Before the procedure

Although most people tolerate the injection discomfort well, you may want your skin to be numb beforehand. Several options are available, including:

Injections. Your doctor can inject a numbing medication into your skin.

Cream. A prescription cream can be applied 60 to 90 minutes before the procedure.

Cold spray. A blast of very cold air is directed at the skin for about 10 seconds. The numbness only lasts a few seconds.

During the procedure

Your doctor uses a thin needle to inject tiny amounts of botulinum toxin into your skin or muscles. The number of injections needed depends on many factors, including the extent of the area being treated. Botox injections are usually done in a doctor’s office.

After the procedure

Expect to resume your normal daily activities right after the procedure. Take care, though, not to rub or massage the treated areas. This can cause the toxin to migrate to a different area.

Risks:

Botox injections are relatively safe when performed by an experienced doctor. The most common side effects include swelling or bruising at the injection site, headache or flu-like symptoms. If the injections aren’t placed correctly, the medication may spread into adjacent tissues and cause problems such as:

  • Eyelid droop
  • Cockeyed eyebrows
  • Crooked smile
  • Dry eye or excessive tearing

Although very unlikely, there is a possibility that the effect of botulinum toxin may spread to other parts of the body and cause botulism-like signs and symptoms. Call your doctor right away if you notice any of these effects hours to weeks after receiving Botox:

  • Muscle weakness all over the body
  • Vision problems
  • Trouble speaking or swallowing
  • Trouble breathing
  • Loss of bladder control

Doctors generally recommend against using Botox when you’re pregnant or breast-feeding, since the effects on the baby aren’t known.

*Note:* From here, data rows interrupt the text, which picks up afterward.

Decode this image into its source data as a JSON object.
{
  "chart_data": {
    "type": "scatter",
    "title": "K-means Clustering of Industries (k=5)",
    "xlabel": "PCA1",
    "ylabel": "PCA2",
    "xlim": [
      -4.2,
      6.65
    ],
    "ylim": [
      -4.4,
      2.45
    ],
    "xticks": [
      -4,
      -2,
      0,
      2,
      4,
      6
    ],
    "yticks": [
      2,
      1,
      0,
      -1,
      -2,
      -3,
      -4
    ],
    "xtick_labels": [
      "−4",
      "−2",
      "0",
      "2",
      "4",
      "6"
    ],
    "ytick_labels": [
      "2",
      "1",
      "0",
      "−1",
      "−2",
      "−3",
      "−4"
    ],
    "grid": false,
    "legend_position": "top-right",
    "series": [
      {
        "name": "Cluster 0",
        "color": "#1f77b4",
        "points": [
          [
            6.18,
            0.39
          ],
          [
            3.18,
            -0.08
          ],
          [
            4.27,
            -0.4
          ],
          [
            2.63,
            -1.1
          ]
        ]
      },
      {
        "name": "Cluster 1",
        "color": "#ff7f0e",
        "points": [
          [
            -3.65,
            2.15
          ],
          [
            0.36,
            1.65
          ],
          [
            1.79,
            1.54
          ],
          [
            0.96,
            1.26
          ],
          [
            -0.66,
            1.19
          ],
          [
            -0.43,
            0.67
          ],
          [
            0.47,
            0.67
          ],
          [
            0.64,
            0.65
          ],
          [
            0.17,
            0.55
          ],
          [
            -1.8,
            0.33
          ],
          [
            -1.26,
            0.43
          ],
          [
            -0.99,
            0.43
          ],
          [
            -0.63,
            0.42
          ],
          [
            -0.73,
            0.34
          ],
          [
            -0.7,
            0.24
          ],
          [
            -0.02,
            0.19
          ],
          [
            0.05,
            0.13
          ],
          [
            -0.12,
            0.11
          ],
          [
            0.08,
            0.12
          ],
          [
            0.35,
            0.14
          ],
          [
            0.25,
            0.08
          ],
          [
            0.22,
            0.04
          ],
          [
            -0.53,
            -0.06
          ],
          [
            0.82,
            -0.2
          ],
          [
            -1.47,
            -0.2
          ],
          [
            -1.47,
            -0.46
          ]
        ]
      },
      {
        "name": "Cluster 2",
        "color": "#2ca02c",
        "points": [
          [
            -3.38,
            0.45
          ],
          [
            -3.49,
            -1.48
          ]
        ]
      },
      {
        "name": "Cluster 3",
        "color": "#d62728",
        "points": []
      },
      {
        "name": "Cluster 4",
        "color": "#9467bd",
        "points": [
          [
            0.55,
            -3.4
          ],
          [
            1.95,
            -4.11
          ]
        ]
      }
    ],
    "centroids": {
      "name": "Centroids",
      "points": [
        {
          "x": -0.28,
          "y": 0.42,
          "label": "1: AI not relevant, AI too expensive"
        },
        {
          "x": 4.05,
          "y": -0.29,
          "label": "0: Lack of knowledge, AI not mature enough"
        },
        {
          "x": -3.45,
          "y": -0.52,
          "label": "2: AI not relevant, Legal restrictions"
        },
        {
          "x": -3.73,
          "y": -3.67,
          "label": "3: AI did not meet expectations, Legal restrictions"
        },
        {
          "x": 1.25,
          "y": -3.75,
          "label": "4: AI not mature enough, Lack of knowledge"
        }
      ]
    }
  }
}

Select your doctor carefully

Botox must be used only under a doctor’s care. It can be dangerous if it’s administered incorrectly. Ask for a referral from your primary care doctor or look for a doctor who specializes in your condition and who has experience in administering Botox treatments. A skilled and properly certified doctor can advise you on the procedure and can help determine if it best suits your needs and health.